Não me chamo Rangel nem visto fatos de 35 linhas, mas «Eu assino por baixo»
" ... aflige-me um mundo sem deus ... ". Posso sugerir-lhe a leitura de "36 Arguments for the Existence of God", da autoria de Rebecca Goldstein ?
Saudoso, andei a vasculhar quem seria a senhora que me sugere (que eu não conhecia). O facto dela ter escrito um livro chamado "Betraying Spinoza: The Renegade Jew Who Gave Us Modernity" abona muito em favor da sua sugestão. Vou tentar segui-la.
Ana Cristina, parece que houve uma confusão - e a culpa foi minha.
Logo na primeira frase do meu comentário, escrevi "vou contra" em vez de vou contar.
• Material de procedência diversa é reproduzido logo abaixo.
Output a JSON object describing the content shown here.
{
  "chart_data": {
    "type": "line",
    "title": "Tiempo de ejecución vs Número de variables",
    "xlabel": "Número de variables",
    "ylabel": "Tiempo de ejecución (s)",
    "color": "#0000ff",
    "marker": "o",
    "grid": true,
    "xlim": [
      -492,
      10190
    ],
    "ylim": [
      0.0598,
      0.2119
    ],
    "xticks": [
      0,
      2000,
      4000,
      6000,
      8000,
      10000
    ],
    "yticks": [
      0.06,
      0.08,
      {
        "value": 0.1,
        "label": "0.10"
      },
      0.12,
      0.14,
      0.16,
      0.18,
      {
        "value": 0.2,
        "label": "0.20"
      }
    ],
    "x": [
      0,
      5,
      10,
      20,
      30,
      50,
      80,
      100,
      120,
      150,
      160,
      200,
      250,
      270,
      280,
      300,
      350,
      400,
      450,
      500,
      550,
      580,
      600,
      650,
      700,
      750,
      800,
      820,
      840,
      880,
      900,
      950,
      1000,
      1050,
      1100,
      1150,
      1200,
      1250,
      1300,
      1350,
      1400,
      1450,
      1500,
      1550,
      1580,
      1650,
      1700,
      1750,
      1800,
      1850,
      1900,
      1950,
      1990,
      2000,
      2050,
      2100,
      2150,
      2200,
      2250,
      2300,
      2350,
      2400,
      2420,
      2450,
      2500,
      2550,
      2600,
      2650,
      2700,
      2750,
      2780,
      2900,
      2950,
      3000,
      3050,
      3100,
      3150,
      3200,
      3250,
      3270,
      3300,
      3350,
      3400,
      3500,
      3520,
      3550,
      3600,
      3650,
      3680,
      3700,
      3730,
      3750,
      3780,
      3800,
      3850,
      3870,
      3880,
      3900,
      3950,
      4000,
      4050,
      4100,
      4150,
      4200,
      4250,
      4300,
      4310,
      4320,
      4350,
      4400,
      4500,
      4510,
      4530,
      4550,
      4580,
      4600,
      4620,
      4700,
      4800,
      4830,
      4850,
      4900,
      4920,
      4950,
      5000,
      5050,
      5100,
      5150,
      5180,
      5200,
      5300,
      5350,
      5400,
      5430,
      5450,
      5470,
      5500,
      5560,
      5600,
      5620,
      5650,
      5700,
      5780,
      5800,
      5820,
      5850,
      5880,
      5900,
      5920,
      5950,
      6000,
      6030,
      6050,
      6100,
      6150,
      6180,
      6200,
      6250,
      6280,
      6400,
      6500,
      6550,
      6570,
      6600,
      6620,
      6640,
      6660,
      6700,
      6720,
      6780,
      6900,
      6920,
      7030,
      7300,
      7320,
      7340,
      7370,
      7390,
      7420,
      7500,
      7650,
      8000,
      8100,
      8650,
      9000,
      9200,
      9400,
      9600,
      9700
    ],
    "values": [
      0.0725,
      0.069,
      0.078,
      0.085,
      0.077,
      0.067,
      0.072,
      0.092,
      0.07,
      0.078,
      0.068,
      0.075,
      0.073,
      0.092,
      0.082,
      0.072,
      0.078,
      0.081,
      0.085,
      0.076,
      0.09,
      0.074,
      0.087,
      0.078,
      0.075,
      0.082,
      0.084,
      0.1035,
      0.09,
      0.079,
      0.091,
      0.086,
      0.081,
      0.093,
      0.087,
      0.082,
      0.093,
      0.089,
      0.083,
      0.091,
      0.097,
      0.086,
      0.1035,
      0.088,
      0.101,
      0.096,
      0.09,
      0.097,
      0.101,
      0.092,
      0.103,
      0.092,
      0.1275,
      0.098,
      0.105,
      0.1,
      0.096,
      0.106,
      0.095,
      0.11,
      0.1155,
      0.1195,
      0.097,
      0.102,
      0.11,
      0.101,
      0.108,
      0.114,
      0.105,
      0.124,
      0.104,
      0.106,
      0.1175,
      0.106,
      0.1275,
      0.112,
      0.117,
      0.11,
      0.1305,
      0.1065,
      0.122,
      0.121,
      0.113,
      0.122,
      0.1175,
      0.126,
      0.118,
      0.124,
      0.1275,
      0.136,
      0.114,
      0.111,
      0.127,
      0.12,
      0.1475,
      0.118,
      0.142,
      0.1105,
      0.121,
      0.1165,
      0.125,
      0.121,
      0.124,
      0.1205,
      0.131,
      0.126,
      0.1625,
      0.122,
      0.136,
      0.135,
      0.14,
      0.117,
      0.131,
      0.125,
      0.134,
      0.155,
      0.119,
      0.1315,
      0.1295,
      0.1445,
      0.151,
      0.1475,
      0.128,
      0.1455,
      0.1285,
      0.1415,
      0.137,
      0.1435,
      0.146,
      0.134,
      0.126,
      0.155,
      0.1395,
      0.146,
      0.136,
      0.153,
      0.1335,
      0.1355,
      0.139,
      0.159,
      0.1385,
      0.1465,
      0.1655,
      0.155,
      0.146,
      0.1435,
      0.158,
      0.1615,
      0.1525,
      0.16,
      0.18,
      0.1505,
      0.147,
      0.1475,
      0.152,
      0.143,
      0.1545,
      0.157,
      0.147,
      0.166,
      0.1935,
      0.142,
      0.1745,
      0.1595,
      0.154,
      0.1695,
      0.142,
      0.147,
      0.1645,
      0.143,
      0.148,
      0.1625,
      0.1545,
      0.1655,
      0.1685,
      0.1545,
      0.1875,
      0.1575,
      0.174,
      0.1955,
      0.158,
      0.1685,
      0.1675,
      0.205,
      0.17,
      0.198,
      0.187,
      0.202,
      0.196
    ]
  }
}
Uma gralha.
Também não tenho fé na lei da humana selva.
Se digo que pouco me importam as contas que alguém tem de dar a Deus, é porque o plano do Juízo (o encontro da alma com Deus) e o arrependimento têm sido razões invocadas pela hierarquia da igreja católica para o silêncio.
Olá Ana Cristina. Estarei assim tão mal informada? Não quero entrar em controvérsias porque não é para isso que a visito e «meto conversa». Não tenho muito jeito para brigar em casa alheia.
Faço-lh um pedido: talvez me possa elucidar sobre M. T. de Calcutá, quiçá com indicação de alguns escritos, para eu não andar iludida a tê-la como um referência na ajuda aos que mais ninguém quis.
Tal como muitos, eu sinto-me irreligiosa, mas concordo consigo quanto a não ter muita fé na espécie humana para acreditar que o mundo ficaria melhor apenas entregue aos humanos. Talvez por este facto aceitar, querer acreditar que apareceu um ser humano excepcional, nem que seja uma vez por outra.
Fique bem.
Beijo.
Guidinha, juro que mal tenha tempo falarei da Teresa de Calcutá
maj, acho que estamos de acordo
só para dizer que tb estou em sintonia com a interrogação sobre os motivos de riso da de Calcutá.
só no blog do Lx percebi que andava com os login trocados. A nelia (aí de cima) sou eu.
(pode parecer uma parvoíce a explicação mas eu sou assim mesmo :-) )
Eu ando triste. Porque acredito nos valores cristaõs, acredito no Amor com letra grande como aprendi na catequese.
Mas repugna-me a igreja que vejo à minha volta e não tenho nenhuma vontade de defender uma instituição que não condiz com o que acredito.
Enfim, aproveito para dizer que gostei de conhecer este interessanteblog.